I made six stowage hatches from 5 thou plastic card and fixed these with stretched sprue hinges the to the hull sides to represent the main production version of the IS-3.
More fuse wire was used to make the turret grab handles as this was easier than cleaning up the kit ones, and are probably a bit more in scale thickness. To do so I made a simple plastic card jig to make them all the same size. I took opportunity to drill out the headlight so I could later paint the reflector surface silver and make a lens from 5-minute clear epoxy. The horn was drilled out two, and a wire for this and the lamp run back up the glacis.
My biggest problem was when the machine gun mounting ring broke into three pieces upon removal from the sprues. This proved to be surprisingly hard to fix satisfactorily. So instead I decided to make a new one from a section of plastic pen barrel and fix the gun pintle mount from the broken kit part. Unfortunately the pintle pinged off into the ether as I cut it, never to return. With frustration at my clumsiness increasing I decided to make one of these along with is reinforcing flange. I then replaced the gas tube below the fluted machinegun barrel with thin rod as this made it easier to clean up the flash on the gun barrel. Finally I added a small locking leaver at the base of the gun pintle mount.
I make my bases from cork tile. In this case I made some laminations of tile to represent a field leading to a small rise at its boundary, followed by a drainage ditch and dirt road. This gave me the terrain-based “excuse” I needed to displace the model’s suspension. I then thought to add a smashed stone wall fro dramatic effect. This was possibly a mistake as my base was a bit narrow to make the breach in the wall as wide and realistic as I would have liked. But like most of my modelling, I’m focused on achieving build volume over perfection, so decided to move on and finish. I chalk up my observation to experience for future builds. The cork base was covered with some wall filler and then real dirt and smashed up kitty litter. I added a bit of paint, some washes, dry brushing plus a bit of scenic grass, and I was done.
Painting & Markings
The tank was painted with Gunze acrylic FS34079 and artists oil paints. I decided not to use matt varnish as this machine is represented as simply being on exercise, and the slight sheen I had did not seem too far removed from that I had seen during my own army career on AFV’s. The vinyl tracks were painted and added. I had to cut a few unseen teeth of the drive sprocket to assist their fit and the track droop was achieved my super-gluing the tracks to wheel and idlers.

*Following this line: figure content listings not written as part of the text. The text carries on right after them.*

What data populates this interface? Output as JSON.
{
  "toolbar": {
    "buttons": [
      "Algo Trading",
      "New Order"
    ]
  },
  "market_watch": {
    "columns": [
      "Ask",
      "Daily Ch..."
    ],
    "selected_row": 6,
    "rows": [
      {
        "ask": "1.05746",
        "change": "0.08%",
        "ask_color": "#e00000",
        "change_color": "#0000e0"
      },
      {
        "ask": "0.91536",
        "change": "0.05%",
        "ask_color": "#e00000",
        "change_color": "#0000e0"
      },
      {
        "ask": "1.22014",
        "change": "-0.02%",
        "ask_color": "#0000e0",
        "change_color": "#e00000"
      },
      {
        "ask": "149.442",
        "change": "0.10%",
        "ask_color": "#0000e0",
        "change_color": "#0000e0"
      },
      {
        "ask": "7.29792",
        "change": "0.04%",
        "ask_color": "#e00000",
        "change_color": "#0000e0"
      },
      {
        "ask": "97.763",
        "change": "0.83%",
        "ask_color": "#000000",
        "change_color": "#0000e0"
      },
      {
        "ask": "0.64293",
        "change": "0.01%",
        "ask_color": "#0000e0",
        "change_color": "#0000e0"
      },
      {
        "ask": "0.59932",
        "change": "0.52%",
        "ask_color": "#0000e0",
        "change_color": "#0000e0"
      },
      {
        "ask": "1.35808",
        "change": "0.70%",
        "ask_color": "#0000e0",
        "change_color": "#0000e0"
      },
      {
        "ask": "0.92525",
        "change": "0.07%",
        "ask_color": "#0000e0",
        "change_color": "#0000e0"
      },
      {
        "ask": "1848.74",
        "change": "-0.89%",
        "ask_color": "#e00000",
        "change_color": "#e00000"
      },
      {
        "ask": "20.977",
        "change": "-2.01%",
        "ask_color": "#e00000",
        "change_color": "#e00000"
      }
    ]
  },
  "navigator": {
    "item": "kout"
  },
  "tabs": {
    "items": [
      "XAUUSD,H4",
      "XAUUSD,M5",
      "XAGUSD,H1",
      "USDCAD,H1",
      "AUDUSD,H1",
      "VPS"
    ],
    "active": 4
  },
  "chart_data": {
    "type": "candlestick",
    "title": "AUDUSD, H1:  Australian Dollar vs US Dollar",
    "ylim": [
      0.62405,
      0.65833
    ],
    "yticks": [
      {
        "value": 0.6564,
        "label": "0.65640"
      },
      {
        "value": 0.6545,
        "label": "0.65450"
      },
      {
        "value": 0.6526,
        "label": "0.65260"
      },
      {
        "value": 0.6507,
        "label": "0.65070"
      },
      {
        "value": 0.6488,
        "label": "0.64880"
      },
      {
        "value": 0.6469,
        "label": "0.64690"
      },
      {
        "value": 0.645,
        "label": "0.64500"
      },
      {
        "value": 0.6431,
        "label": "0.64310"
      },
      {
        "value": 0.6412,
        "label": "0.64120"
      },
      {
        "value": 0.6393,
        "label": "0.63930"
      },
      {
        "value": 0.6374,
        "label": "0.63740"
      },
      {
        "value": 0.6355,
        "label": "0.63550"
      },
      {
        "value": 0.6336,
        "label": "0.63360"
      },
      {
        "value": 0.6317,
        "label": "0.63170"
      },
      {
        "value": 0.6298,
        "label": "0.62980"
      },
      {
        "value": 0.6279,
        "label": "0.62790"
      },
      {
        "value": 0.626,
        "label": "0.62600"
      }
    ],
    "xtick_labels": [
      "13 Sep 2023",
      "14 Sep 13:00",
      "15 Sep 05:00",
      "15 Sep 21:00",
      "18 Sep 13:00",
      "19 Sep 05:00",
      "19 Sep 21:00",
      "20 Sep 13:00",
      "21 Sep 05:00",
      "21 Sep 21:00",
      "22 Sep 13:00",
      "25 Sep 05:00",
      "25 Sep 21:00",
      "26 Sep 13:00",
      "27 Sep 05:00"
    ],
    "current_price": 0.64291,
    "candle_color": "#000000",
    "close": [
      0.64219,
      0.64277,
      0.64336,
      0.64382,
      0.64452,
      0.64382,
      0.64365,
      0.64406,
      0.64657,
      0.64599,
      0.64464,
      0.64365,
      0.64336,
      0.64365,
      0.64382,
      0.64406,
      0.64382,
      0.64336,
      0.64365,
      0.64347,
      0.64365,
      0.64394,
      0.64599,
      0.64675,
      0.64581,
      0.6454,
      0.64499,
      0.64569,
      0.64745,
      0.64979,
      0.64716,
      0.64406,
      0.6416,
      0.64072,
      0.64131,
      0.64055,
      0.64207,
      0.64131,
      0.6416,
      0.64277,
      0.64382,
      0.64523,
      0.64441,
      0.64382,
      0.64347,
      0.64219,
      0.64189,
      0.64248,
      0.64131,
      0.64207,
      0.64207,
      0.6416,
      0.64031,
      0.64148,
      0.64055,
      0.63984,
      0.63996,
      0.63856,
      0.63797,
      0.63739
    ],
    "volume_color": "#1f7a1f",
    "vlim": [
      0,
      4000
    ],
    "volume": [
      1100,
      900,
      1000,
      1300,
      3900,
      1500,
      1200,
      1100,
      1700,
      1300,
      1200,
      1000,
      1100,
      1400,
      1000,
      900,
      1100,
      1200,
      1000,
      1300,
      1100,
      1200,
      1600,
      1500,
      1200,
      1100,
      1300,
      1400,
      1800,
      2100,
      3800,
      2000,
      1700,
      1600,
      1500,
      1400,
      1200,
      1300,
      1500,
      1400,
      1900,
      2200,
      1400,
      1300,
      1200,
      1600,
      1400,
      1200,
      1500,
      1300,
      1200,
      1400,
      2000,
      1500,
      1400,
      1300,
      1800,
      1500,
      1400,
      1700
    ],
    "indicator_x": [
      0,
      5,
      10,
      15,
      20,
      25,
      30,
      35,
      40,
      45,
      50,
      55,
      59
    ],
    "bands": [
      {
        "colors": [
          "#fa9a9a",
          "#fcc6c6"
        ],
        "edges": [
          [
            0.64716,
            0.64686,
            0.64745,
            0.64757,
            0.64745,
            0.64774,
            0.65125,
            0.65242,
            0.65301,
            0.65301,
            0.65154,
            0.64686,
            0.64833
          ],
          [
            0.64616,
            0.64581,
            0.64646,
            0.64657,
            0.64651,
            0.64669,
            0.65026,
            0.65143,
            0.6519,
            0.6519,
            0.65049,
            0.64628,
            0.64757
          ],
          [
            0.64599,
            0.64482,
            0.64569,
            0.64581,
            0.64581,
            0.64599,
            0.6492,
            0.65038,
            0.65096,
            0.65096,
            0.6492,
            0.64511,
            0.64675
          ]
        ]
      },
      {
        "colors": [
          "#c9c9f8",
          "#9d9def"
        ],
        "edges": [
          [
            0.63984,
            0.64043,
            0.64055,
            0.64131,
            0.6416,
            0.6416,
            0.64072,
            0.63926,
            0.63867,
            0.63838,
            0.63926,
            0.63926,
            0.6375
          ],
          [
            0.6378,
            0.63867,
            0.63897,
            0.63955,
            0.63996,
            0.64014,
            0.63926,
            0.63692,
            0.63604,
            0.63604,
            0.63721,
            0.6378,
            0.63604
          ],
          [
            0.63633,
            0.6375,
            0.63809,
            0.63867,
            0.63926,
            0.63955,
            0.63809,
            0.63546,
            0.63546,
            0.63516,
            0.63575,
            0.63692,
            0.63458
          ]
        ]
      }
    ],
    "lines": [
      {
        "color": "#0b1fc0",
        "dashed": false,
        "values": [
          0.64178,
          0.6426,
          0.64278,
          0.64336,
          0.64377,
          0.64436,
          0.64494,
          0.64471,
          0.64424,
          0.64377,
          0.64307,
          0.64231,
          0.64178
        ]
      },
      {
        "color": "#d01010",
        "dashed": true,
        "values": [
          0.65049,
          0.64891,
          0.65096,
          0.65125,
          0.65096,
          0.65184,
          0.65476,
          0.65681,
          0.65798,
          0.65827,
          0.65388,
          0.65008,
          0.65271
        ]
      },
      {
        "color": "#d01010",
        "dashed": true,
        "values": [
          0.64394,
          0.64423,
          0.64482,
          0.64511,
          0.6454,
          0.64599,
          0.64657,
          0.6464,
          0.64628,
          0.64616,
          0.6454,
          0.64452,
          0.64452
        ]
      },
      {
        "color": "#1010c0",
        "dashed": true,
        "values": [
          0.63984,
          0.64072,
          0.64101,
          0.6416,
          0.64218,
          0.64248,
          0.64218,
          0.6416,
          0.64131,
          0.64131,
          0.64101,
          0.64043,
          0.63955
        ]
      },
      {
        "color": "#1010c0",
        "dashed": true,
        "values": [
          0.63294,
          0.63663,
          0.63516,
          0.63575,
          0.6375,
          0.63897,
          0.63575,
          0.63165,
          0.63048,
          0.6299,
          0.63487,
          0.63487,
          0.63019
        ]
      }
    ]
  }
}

Roden provides decals for four machines, being Soviet, Polish, Chinese and Egyptian. I’m sure the last two would be for later production machines to that which the kit represents, and I should think that the Egyptian should be for an IS-3M. Suffice to say that my model has no markings.
I’m enjoying this tank building lark as a relaxing alternative from aircraft - possibly because ignorance is bliss and I’m basically building out of the box. To my mind this seems a quite reasonable kit, which would have been better with more detailed external fuel tanks. I also think the main production version with the three stowage hatches on each side would have been a better choice.